MCP Protocol Fundamentals: What Data Engineers Need to Know

Why MCP Exists

If you have been building data pipelines for any length of time, you know the pain of integrations. Every new data source requires custom code. Every API has its own authentication scheme. Every database connector has its own quirks. Now multiply that complexity by the number of AI applications that need access to your data infrastructure.

This is the N times M problem that the Model Context Protocol (MCP) was designed to solve.

Before MCP, every new data source required its own custom implementation. N AI applications each needed M custom connectors. AI models got trapped behind legacy systems, unable to access the context they needed. Each database, API, or file system required custom code. Maintaining separate connectors became unsustainable as both N and M grew.

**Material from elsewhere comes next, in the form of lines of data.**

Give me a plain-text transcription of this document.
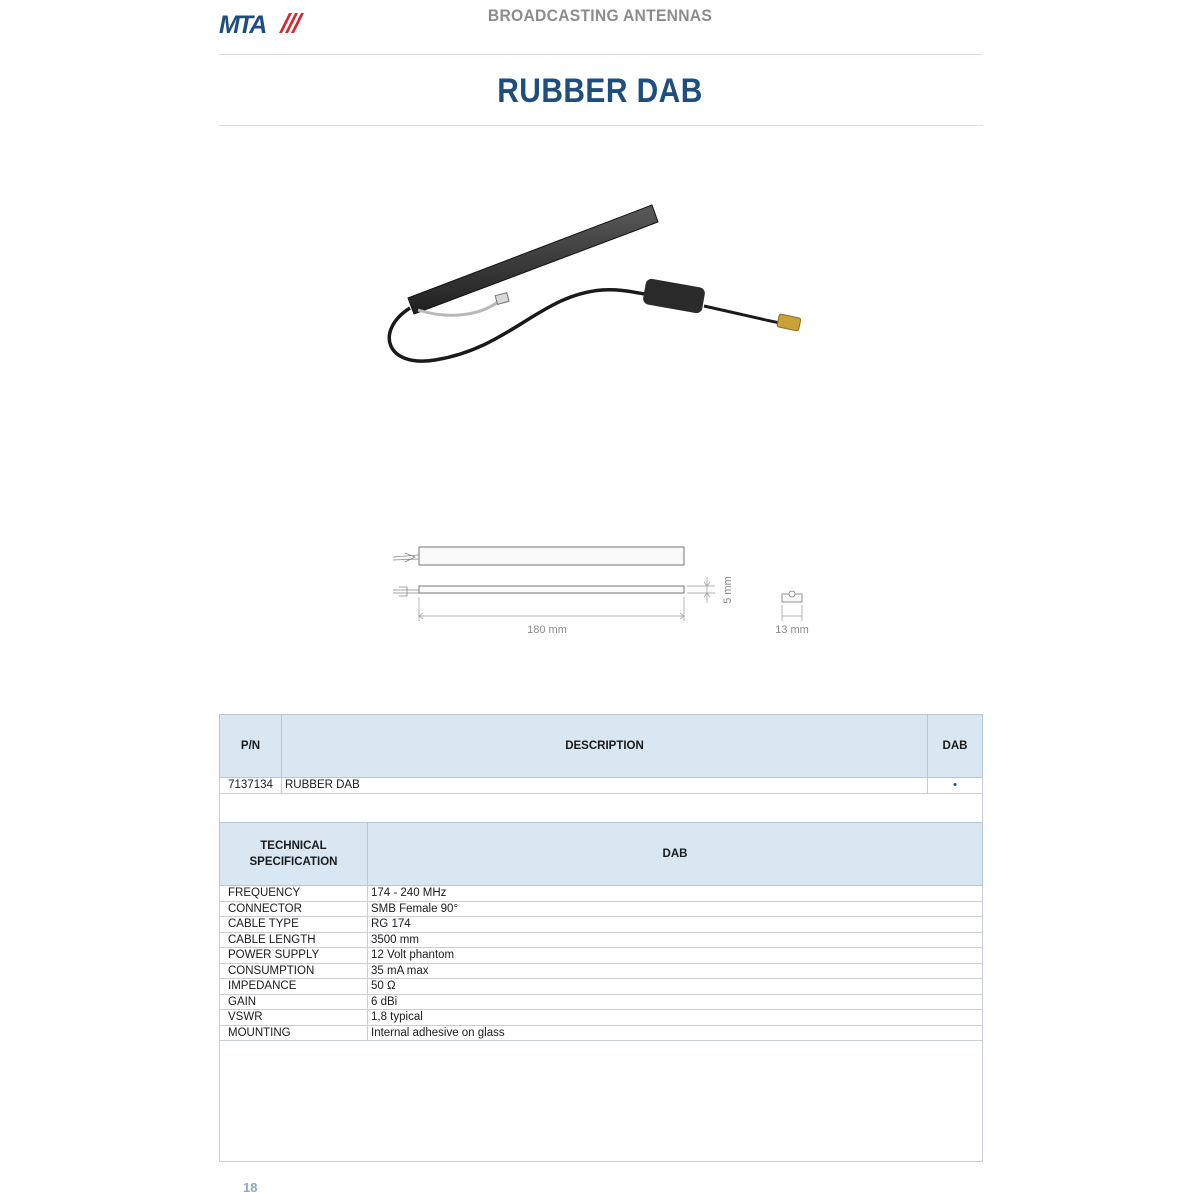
MTA	BROADCASTING ANTENNAS
RUBBER DAB
5 mm
180 mm	13 mm
P/N	DESCRIPTION	DAB
7137134	RUBBER DAB	•
TECHNICAL
SPECIFICATION	DAB
FREQUENCY	174 - 240 MHz
CONNECTOR	SMB Female 90°
CABLE TYPE	RG 174
CABLE LENGTH	3500 mm
POWER SUPPLY	12 Volt phantom
CONSUMPTION	35 mA max
IMPEDANCE	50 Ω
GAIN	6 dBi
VSWR	1,8 typical
MOUNTING	Internal adhesive on glass
18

Anthropic introduced MCP in November 2024 as an open standard. The protocol enables developers to build secure, two-way connections between AI applications and external data sources, tools, and systems.

The analogy that stuck is “USB-C for AI”. Just as USB-C replaced a tangle of proprietary cables with a single universal connector, MCP replaces fragmented custom integrations with one protocol. Build a connector once, and any MCP-compatible AI application can use it.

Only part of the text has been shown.